Thanks for submitting a simple test case for this. I added the parallel DOE stuff fairly recently and forgot to test it with distributed components. I'll add a story to our bug tracker for this and hopefully get it fixed soon.
In relation with my previous question Scaled paraboloid and derivatives checking, I see that you fixed related to running the problem once. I wanted to try but I still have a problem with the derivatives checking and finite differences showed in the following code:
""" Unconstrained optimization of the scaled paraboloid component."""
from __future__ import print_function
import sys
import numpy as np
from openmdao.api import IndepVarComp, Component, Problem, Group, ScipyOptimizer
class Paraboloid(Component):
def __init__(self):
super(Paraboloid, self).__init__()
self.add_param('X', val=np.array([0.0, 0.0]))
self.add_output('f_xy', val=0.0)
def solve_nonlinear(self, params, unknowns, resids):
X = params['X']
x = X[0]
y = X[1]
unknowns['f_xy'] = (1000.*x-3.)**2 + (1000.*x)*(0.01*y) + (0.01*y+4.)**2 - 3.
def linearize(self, params, unknowns, resids):
""" Jacobian for our paraboloid."""
X = params['X']
J = {}
x = X[0]
y = X[1]
J['f_xy', 'X'] = np.array([[ 2000000.0*x - 6000.0 + 10.0*y,
0.0002*y + 0.08 + 10.0*x]])
return J
if __name__ == "__main__":
top = Problem()
root = top.root = Group()
#root.fd_options['force_fd'] = True # Error if uncommented
root.add('p1', IndepVarComp('X', np.array([3.0, -4.0])))
root.add('p', Paraboloid())
root.connect('p1.X', 'p.X')
top.driver = ScipyOptimizer()
top.driver.options['optimizer'] = 'SLSQP'
top.driver.add_desvar('p1.X',
lower=np.array([-1000.0, -1000.0]),
upper=np.array([1000.0, 1000.0]),
scaler=np.array([1000., 0.001]))
top.driver.add_objective('p.f_xy')
top.setup()
top.check_partial_derivatives()
top.run()
top.check_partial_derivatives()
print('\n')
print('Minimum of %f found at (%s)' % (top['p.f_xy'], top['p.X']))

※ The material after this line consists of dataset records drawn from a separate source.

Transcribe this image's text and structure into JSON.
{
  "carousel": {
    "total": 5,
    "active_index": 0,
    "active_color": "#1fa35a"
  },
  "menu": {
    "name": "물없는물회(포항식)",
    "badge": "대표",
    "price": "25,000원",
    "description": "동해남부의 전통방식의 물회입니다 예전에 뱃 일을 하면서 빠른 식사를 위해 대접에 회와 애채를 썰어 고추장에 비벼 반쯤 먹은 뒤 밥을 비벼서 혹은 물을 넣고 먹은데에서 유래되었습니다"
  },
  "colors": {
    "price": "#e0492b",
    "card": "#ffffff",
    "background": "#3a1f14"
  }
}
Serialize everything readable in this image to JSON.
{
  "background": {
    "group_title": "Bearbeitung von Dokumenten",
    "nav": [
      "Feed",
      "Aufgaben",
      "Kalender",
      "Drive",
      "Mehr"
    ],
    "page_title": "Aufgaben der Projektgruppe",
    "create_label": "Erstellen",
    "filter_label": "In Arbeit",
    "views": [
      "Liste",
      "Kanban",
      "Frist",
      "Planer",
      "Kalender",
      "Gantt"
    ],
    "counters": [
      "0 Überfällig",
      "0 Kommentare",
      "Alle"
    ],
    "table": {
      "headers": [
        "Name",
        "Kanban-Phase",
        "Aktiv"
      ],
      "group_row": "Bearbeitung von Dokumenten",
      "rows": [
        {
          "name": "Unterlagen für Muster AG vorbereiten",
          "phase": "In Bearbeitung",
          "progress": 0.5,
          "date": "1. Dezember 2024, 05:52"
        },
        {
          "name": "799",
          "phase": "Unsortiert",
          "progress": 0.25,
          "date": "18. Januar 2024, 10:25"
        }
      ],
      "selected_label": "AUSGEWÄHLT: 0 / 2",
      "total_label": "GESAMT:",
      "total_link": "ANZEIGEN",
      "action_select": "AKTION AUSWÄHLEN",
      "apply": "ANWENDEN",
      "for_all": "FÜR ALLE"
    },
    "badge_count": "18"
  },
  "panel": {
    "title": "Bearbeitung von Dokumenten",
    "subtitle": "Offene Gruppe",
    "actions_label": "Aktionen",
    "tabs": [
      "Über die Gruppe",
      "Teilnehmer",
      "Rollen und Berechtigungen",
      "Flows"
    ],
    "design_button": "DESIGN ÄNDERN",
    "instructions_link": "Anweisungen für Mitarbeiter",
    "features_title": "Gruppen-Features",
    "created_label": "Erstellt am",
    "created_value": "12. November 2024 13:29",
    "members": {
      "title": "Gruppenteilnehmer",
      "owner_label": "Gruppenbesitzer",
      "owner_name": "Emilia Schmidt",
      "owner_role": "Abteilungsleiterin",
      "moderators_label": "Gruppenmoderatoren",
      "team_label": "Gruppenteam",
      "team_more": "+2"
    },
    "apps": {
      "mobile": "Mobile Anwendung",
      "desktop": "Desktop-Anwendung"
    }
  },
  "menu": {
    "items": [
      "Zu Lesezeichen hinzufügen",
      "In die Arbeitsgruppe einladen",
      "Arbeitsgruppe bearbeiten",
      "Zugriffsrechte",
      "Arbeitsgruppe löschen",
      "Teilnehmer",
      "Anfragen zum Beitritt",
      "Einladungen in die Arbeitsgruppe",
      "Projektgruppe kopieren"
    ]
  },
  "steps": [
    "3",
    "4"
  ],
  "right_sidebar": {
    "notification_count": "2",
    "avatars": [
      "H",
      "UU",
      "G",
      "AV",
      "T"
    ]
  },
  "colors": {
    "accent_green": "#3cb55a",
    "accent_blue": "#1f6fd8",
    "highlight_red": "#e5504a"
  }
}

First check works fine but the second check_partial_derivatives gives weird results for FD :
[...]
Partial Derivatives Check
----------------
Component: 'p'
----------------
p: 'f_xy' wrt 'X'
Forward Magnitude : 1.771706e-04
Reverse Magnitude : 1.771706e-04
Fd Magnitude : 9.998228e-01
Absolute Error (Jfor - Jfd) : 1.000000e+00
Absolute Error (Jrev - Jfd) : 1.000000e+00
Absolute Error (Jfor - Jrev): 0.000000e+00
Relative Error (Jfor - Jfd) : 1.000177e+00
Relative Error (Jrev - Jfd) : 1.000177e+00
Relative Error (Jfor - Jrev): 0.000000e+00
Raw Forward Derivative (Jfor)
[[ -1.77170624e-04 -8.89040341e-10]]
Raw Reverse Derivative (Jrev)
[[ -1.77170624e-04 -8.89040341e-10]]
Raw FD Derivative (Jfd)
[[ 0.99982282 0. ]]
Minimum of -27.333333 found at ([ 6.66666658e-03 -7.33333333e+02])
And (may be not related) when I try to set root.fd_options['force_fd'] = True (just to see), I get an error during the first check :
Partial Derivatives Check
----------------
Component: 'p'
----------------
Traceback (most recent call last):
File "C:\Program Files (x86)\Wing IDE 101 5.0\src\debug\tserver\_sandbox.py", line 59, in
File "d:\rlafage\OpenMDAO\OpenMDAO\openmdao\core\problem.py", line 1827, in check_partial_derivatives
u_size = np.size(dunknowns[u_name])
File "d:\rlafage\OpenMDAO\OpenMDAO\openmdao\core\vec_wrapper.py", line 398, in __getitem__
return self._dat[name].get()
File "d:\rlafage\OpenMDAO\OpenMDAO\openmdao\core\vec_wrapper.py", line 223, in _get_scalar
return self.val[0]
IndexError: index 0 is out of bounds for axis 0 with size 0
I work with OpenMDAO HEAD (d1e12d4).
This is just a stepsize problem for that finite difference. The 2nd FD occurs at a different point (the optimum), and it must be more sensitive at that point.
I tried with central difference
top.root.p.fd_options['form'] = 'central'
And got much better results.
----------------
Component: 'p'
----------------
p: 'f_xy' wrt 'X'
Forward Magnitude : 1.771706e-04
Reverse Magnitude : 1.771706e-04
Fd Magnitude : 1.771738e-04
The exception when you set 'fd' is a real bug related to the scaler on the des_var being an array. Thanks for the report on that; we'll get a story up to fix it.